Whether you’re training for your umpteenth marathon or your first 5K, doing more walking might seem counterproductive to a runner. To the running newbie, walking feels like something you’re trying to train away from, and seasoned vets are wary of the dangers of overtaxing your legs with unnecessary extra miles while training.
But incorporating the occasional walking workout into your training schedule is an essential part of keeping your body at its best, says Noam Tamir, certified strength and conditioning specialist and founder of TS Fitness in New York City.
“Running is a very repetitive type of movement,” says Tamir. “If you do too much repetition of anything, you’re eventually going to see injury. On top of that, if you keep doing the same thing all the time, your body isn’t going to get much stronger because it will adapt to your regular workout.”
This is where walking comes in: first, as a way to shake things up, and, second, as a way to build recovery into your training schedule. Since walking is a much lower-impact activity, it’s much easier on your joints. “If you’re an avid runner, doing a walking workout is a great way to promote circulation and get the blood pumping while giving your muscles a rest and allowing them to recover,” Tamir adds.
HOW TO BUILD A CHALLENGING WALKING WORKOUT
While you’re walking, Tamir suggests paying attention to three things to make sure it’s a worthwhile workout: speed, incline and stride.
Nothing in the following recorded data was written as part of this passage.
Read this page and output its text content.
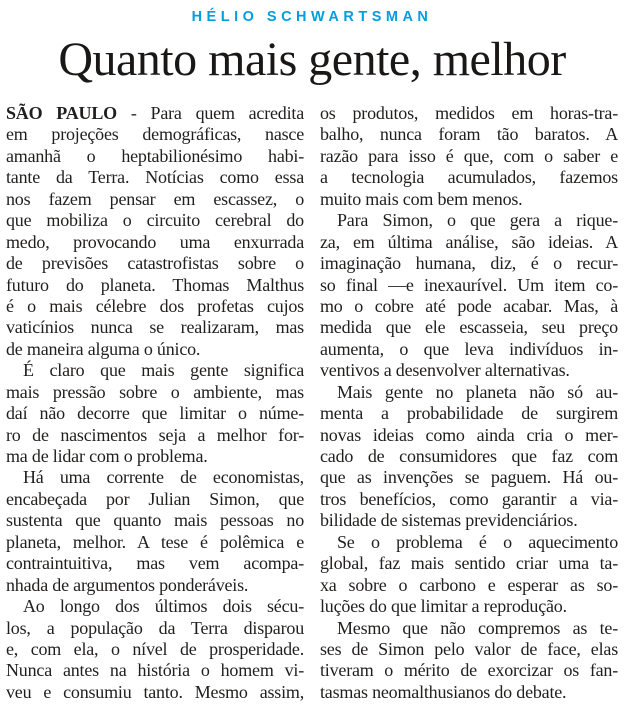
HÉLIO SCHWARTSMAN
Quanto mais gente, melhor
SÃO PAULO - Para quem acredita
em projeções demográficas, nasce
amanhã o heptabilionésimo habi-
tante da Terra. Notícias como essa
nos fazem pensar em escassez, o
que mobiliza o circuito cerebral do
medo, provocando uma enxurrada
de previsões catastrofistas sobre o
futuro do planeta. Thomas Malthus
é o mais célebre dos profetas cujos
vaticínios nunca se realizaram, mas
de maneira alguma o único.
É claro que mais gente significa
mais pressão sobre o ambiente, mas
daí não decorre que limitar o núme-
ro de nascimentos seja a melhor for-
ma de lidar com o problema.
Há uma corrente de economistas,
encabeçada por Julian Simon, que
sustenta que quanto mais pessoas no
planeta, melhor. A tese é polêmica e
contraintuitiva, mas vem acompa-
nhada de argumentos ponderáveis.
Ao longo dos últimos dois sécu-
los, a população da Terra disparou
e, com ela, o nível de prosperidade.
Nunca antes na história o homem vi-
veu e consumiu tanto. Mesmo assim,
os produtos, medidos em horas-tra-
balho, nunca foram tão baratos. A
razão para isso é que, com o saber e
a tecnologia acumulados, fazemos
muito mais com bem menos.
Para Simon, o que gera a rique-
za, em última análise, são ideias. A
imaginação humana, diz, é o recur-
so final —e inexaurível. Um item co-
mo o cobre até pode acabar. Mas, à
medida que ele escasseia, seu preço
aumenta, o que leva indivíduos in-
ventivos a desenvolver alternativas.
Mais gente no planeta não só au-
menta a probabilidade de surgirem
novas ideias como ainda cria o mer-
cado de consumidores que faz com
que as invenções se paguem. Há ou-
tros benefícios, como garantir a via-
bilidade de sistemas previdenciários.
Se o problema é o aquecimento
global, faz mais sentido criar uma ta-
xa sobre o carbono e esperar as so-
luções do que limitar a reprodução.
Mesmo que não compremos as te-
ses de Simon pelo valor de face, elas
tiveram o mérito de exorcizar os fan-
tasmas neomalthusianos do debate.
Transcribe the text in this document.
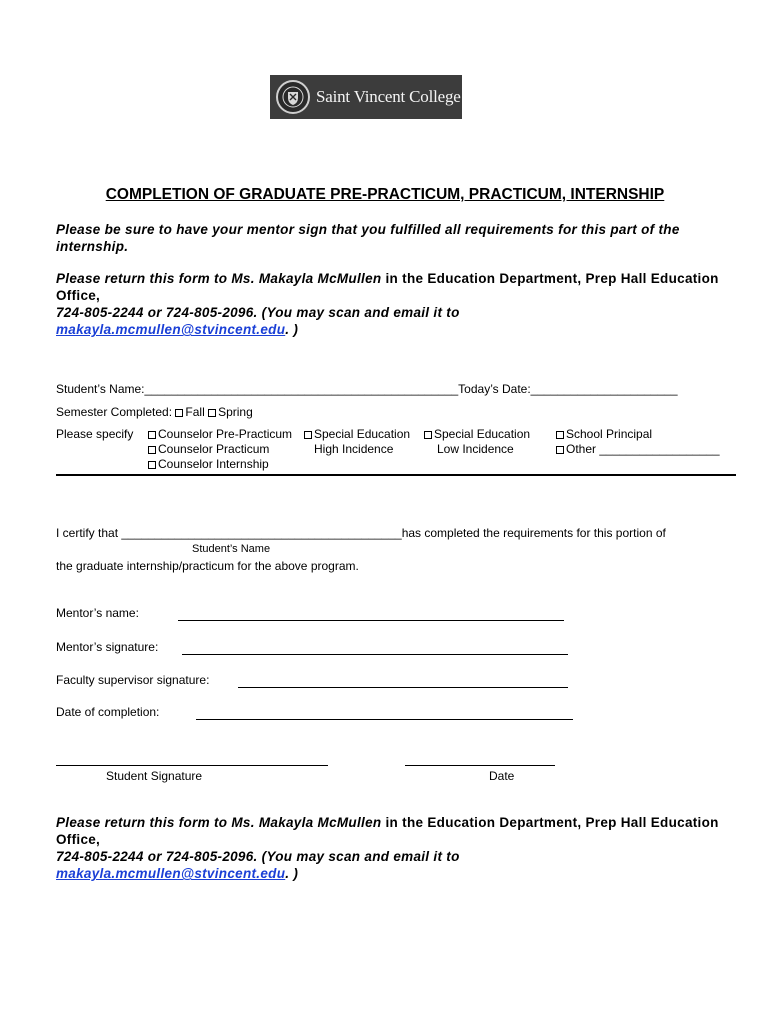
Saint Vincent College
COMPLETION OF GRADUATE PRE-PRACTICUM, PRACTICUM, INTERNSHIP
Please be sure to have your mentor sign that you fulfilled all requirements for this part of the internship.
Please return this form to Ms. Makayla McMullen in the Education Department, Prep Hall Education Office,
724-805-2244 or 724-805-2096. (You may scan and email it to
makayla.mcmullen@stvincent.edu. )
Student’s Name:_______________________________________________Today’s Date:______________________
Semester Completed: Fall Spring
Please specify	Counselor Pre-Practicum
Counselor Practicum
Counselor Internship
Special Education
High Incidence
Special Education
Low Incidence
School Principal
Other __________________
I certify that __________________________________________has completed the requirements for this portion of
Student’s Name
the graduate internship/practicum for the above program.
Mentor’s name:
Mentor’s signature:
Faculty supervisor signature:
Date of completion:
Student Signature	Date
Please return this form to Ms. Makayla McMullen in the Education Department, Prep Hall Education Office,
724-805-2244 or 724-805-2096. (You may scan and email it to
makayla.mcmullen@stvincent.edu. )
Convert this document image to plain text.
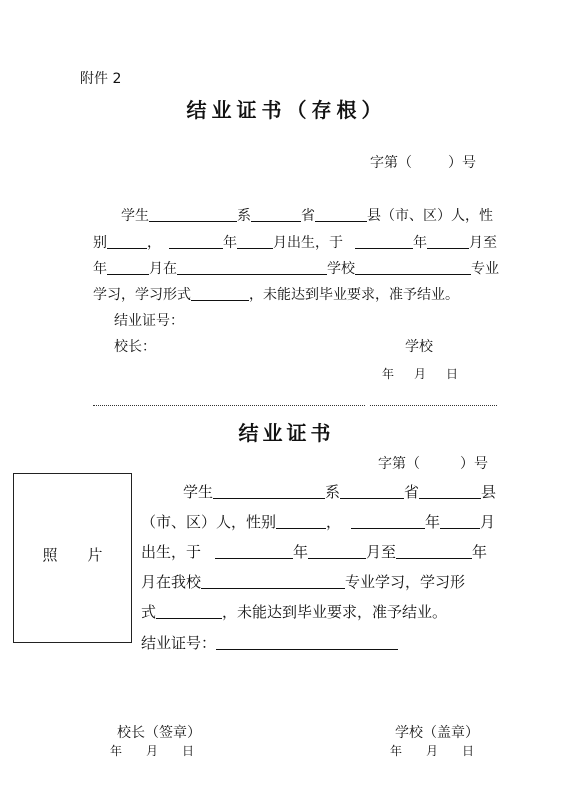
附件 2
结业证书（存根）
字第（	）号
学生	系	省	县（市、区）人，性
别	，	年	月出生，于	年	月至
年	月在	学校	专业
学习，学习形式	，未能达到毕业要求，准予结业。
结业证号：
校长：	学校
年 月 日
结业证书
字第（	）号
照 片
学生	系	省	县
（市、区）人，性别	，	年	月
出生，于	年	月至	年
月在我校	专业学习，学习形
式	，未能达到毕业要求，准予结业。
结业证号：
校长（签章）	学校（盖章）
年 月 日	年 月 日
The first should come as sort of a no-brainer. “If you’re a runner, and you’re used to that level of intensity, walking a leisurely mile won’t really be beneficial,” says Tamir.
The key to a walking workout is that it’s really a workout, meaning you’re still pushing yourself and giving yourself a challenge. Secondly, Tamir recommends cranking up the incline if you’re on a treadmill, since the angle puts a little less stress on the foot. And finally, walking workouts are a great opportunity to perfect your stride. Since it’s a little easier to see your feet and any rolling when you walk, you can make corrections to your stride more easily — think of your walk as a slow-motion playback of your run.